2015-05-06 21:55 GMT+08:00 Joaquin M Lopez Munoz
TONGARI J
writes: 2015-05-06 20:58 GMT+08:00 Joaquin M Lopez Munoz
: Ok, understood. I've written a small performance test of vector
> and sorted vector > vs. a collection class het_collection storing values of the same type contiguously and providing a specialized for_each memfun: [...]
So, unsurprisingly, het_collection does much better as for_each on a vector<variant> needs to check type on each iteration. Sorting the vector so that values of the same type lie together does not have any impact on performance.
In case that you misunderstood my previous post, the assumption that when values of the same type lie together could result in better performance was for ordered tuple_vector-based sequence, not for vector_variant.
Your benchmark result is indeed what we expected, what I'd like to see is the comparison between *ordered* het_collection and vector_variant.
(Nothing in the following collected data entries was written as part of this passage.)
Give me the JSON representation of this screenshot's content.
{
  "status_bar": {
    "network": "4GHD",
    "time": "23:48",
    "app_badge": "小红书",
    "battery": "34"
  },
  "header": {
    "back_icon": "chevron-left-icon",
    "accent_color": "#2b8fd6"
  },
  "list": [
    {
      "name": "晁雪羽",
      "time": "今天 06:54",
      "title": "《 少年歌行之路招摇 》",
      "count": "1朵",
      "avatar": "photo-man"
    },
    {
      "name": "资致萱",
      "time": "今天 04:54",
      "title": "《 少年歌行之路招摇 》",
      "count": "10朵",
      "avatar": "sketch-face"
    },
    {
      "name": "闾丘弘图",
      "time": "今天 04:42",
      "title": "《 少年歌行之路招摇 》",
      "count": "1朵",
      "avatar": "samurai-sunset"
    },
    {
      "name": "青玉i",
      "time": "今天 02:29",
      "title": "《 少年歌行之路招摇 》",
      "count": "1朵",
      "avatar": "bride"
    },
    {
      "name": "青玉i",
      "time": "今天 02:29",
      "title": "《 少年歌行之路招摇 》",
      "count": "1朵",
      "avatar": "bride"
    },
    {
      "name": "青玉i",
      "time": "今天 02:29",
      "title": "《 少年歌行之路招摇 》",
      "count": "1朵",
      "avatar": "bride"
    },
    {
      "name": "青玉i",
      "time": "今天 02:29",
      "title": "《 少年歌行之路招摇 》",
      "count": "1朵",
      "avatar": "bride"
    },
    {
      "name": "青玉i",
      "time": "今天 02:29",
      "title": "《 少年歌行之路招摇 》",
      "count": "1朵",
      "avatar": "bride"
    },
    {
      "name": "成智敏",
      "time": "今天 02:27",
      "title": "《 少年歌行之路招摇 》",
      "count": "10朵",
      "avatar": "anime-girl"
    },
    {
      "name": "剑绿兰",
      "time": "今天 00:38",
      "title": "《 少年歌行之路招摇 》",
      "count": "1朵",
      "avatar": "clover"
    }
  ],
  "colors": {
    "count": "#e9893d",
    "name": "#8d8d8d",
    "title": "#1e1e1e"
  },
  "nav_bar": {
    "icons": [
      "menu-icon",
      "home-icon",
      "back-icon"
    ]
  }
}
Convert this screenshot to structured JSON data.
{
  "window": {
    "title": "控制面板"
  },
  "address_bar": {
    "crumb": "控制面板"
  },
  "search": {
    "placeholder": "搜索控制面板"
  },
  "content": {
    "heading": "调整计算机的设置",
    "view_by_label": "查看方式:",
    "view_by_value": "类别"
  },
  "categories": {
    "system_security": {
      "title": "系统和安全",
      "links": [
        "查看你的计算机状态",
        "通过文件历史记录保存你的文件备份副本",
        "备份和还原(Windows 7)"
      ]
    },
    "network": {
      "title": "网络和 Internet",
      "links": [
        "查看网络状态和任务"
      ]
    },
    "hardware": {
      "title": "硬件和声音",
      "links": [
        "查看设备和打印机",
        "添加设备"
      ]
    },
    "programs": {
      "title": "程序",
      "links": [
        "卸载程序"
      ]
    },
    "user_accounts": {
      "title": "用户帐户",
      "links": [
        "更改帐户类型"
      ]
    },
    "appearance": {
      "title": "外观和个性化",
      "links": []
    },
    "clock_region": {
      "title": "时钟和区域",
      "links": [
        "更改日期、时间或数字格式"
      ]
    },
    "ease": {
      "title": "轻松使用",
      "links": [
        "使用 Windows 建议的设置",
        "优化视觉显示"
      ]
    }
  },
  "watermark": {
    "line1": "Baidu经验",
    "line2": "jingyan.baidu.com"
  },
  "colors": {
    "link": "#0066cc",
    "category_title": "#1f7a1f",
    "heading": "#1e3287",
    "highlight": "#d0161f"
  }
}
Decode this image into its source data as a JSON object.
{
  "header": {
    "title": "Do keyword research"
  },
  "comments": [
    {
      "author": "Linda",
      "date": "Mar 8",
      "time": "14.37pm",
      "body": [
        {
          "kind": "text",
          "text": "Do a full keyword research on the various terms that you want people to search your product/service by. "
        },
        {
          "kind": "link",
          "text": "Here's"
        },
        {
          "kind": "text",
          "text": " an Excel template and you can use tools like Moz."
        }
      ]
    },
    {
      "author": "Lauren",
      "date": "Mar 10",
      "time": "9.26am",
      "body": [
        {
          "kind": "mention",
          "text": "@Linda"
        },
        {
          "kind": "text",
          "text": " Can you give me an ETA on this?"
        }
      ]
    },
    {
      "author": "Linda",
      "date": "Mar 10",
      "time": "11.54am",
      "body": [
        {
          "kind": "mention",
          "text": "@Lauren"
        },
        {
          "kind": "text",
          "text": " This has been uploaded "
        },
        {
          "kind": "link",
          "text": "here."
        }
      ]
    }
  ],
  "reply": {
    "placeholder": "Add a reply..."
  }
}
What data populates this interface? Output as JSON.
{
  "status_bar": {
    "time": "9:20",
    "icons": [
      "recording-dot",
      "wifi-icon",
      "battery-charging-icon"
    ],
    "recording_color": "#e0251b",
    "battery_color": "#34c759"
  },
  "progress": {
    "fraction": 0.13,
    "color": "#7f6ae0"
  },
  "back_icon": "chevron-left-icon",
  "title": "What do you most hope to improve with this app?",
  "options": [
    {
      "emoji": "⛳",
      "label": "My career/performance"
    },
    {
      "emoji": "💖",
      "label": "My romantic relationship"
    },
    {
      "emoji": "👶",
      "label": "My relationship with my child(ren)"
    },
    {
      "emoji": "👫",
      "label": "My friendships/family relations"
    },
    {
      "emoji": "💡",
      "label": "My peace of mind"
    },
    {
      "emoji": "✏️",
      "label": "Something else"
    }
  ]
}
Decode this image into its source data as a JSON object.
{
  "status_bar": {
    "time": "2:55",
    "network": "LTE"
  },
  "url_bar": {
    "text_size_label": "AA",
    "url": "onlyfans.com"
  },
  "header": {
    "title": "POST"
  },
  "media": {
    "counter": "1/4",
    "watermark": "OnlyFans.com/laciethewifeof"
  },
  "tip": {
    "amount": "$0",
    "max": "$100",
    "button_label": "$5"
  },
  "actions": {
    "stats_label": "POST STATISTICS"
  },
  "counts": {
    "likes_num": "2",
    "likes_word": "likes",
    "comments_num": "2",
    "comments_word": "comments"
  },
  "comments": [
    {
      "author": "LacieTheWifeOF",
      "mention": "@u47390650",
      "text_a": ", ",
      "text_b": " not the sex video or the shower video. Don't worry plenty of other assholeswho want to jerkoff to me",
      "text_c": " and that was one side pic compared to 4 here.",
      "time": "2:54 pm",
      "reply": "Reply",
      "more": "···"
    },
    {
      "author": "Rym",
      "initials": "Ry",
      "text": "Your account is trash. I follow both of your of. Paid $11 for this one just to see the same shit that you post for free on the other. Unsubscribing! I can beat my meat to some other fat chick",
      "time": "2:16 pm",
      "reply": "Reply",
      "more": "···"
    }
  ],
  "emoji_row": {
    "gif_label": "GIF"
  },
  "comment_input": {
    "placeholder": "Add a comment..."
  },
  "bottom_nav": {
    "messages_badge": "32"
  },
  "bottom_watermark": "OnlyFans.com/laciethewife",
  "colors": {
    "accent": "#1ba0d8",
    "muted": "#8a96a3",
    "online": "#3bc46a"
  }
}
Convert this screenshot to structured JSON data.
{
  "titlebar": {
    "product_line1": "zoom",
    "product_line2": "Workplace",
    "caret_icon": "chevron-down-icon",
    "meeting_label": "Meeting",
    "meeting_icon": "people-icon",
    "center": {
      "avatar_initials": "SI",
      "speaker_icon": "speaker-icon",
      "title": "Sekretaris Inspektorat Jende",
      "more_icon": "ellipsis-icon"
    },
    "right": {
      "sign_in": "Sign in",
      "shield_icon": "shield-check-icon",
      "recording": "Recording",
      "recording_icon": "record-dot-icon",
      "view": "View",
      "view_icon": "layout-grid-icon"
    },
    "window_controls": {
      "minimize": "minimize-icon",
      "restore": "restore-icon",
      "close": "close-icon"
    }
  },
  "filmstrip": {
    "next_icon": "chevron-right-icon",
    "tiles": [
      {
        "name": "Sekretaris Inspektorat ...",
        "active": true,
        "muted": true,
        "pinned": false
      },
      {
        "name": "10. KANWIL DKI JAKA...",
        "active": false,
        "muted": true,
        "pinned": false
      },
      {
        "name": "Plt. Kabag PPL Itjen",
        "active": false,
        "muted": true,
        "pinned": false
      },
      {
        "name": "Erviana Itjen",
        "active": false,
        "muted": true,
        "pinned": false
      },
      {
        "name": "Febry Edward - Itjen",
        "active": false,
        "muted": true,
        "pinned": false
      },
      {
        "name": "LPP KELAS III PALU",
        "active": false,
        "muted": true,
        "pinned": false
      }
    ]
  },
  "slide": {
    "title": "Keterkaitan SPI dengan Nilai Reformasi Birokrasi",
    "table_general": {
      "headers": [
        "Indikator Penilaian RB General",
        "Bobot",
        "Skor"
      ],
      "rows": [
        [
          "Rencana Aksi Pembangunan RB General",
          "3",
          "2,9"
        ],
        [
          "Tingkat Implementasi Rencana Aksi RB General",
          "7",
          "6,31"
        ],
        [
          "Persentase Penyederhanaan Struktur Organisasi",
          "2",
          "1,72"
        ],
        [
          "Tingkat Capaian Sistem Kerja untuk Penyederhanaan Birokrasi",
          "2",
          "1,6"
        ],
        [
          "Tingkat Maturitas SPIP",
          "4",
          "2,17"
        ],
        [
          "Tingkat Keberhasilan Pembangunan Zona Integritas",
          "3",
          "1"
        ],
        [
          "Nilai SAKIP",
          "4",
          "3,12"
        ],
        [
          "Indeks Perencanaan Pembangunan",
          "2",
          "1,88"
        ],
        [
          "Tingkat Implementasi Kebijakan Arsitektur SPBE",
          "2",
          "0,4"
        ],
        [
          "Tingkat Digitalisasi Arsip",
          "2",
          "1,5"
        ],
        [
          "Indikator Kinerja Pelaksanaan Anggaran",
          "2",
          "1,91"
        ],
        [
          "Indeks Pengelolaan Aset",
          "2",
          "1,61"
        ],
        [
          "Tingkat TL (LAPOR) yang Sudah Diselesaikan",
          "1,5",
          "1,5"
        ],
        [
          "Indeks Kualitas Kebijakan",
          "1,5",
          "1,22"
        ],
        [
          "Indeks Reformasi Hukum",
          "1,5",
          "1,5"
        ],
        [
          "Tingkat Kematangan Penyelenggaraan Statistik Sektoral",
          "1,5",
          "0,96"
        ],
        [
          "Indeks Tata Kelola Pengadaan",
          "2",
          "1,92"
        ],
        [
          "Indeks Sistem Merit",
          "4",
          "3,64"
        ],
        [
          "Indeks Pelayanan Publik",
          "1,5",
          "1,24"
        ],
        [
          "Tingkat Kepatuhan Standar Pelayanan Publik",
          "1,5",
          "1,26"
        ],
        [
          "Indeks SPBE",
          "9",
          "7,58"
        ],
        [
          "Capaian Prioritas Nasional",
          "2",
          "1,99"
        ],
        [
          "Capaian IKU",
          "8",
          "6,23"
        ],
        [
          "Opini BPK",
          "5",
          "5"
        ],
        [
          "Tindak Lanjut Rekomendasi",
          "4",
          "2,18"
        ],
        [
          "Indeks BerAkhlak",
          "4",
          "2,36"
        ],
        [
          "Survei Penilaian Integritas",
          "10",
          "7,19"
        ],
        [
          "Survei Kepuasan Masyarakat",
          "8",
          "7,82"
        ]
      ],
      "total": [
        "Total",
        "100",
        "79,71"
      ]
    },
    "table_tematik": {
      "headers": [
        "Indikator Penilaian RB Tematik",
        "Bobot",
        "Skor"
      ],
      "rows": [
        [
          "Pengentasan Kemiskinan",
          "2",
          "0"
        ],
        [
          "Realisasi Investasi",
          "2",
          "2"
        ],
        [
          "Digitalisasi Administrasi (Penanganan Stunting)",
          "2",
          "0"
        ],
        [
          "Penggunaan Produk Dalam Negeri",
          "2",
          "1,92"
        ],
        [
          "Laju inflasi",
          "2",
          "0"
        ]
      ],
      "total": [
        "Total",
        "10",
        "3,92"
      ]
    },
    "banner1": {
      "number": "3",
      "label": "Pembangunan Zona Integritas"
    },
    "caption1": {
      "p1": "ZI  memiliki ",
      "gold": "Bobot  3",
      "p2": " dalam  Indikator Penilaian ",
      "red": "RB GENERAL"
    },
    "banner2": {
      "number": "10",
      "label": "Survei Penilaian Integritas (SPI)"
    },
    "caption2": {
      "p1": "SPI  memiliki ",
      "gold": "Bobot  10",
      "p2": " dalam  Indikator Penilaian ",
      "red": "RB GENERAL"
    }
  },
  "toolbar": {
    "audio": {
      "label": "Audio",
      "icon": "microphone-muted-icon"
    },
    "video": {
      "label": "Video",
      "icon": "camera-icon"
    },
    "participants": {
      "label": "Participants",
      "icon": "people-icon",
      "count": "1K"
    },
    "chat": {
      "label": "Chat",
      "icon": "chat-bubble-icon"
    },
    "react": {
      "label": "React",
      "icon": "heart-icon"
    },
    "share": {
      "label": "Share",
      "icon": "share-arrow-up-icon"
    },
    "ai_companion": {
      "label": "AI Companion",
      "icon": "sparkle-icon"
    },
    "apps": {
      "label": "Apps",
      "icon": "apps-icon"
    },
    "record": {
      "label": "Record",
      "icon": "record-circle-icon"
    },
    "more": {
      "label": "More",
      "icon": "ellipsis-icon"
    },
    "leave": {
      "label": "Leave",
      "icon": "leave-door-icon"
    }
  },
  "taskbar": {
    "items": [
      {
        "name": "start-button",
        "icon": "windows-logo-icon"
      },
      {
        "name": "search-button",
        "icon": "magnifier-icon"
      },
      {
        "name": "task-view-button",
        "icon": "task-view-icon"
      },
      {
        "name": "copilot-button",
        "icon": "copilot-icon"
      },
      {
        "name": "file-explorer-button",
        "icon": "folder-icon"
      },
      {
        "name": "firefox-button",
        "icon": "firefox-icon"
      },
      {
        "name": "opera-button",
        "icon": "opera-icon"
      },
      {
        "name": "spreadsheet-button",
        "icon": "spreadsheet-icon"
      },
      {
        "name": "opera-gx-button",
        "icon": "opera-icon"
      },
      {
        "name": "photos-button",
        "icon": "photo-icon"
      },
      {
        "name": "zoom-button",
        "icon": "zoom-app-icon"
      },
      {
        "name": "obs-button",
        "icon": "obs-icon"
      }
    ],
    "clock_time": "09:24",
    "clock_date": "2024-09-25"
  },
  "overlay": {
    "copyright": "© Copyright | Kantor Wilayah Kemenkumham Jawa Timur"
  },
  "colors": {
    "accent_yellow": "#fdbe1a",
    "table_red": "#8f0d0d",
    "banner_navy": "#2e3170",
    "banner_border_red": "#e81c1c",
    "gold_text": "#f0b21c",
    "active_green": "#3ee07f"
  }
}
Yes, definitely I'm not fully getting your point, my apologies. What do you mean by ordered het_collection? As it is designed het_collection clusters values of the same type together.. Do you mean a version where the order of insertion is arbitrary as in a vector? If so, any sensible design of such a het_collection_v2 would boil down to esentially the same as vector<variant>, I'd say.
What I have in mind is a het_collection with interval/span based structure for ordering. You can think it as a het_collection that also retains the insertion order. And I agree that in general case, vector<variant> is the choice, only when you know the values of the same type tend to lie together beforehand could a ordered het_collection give better performance.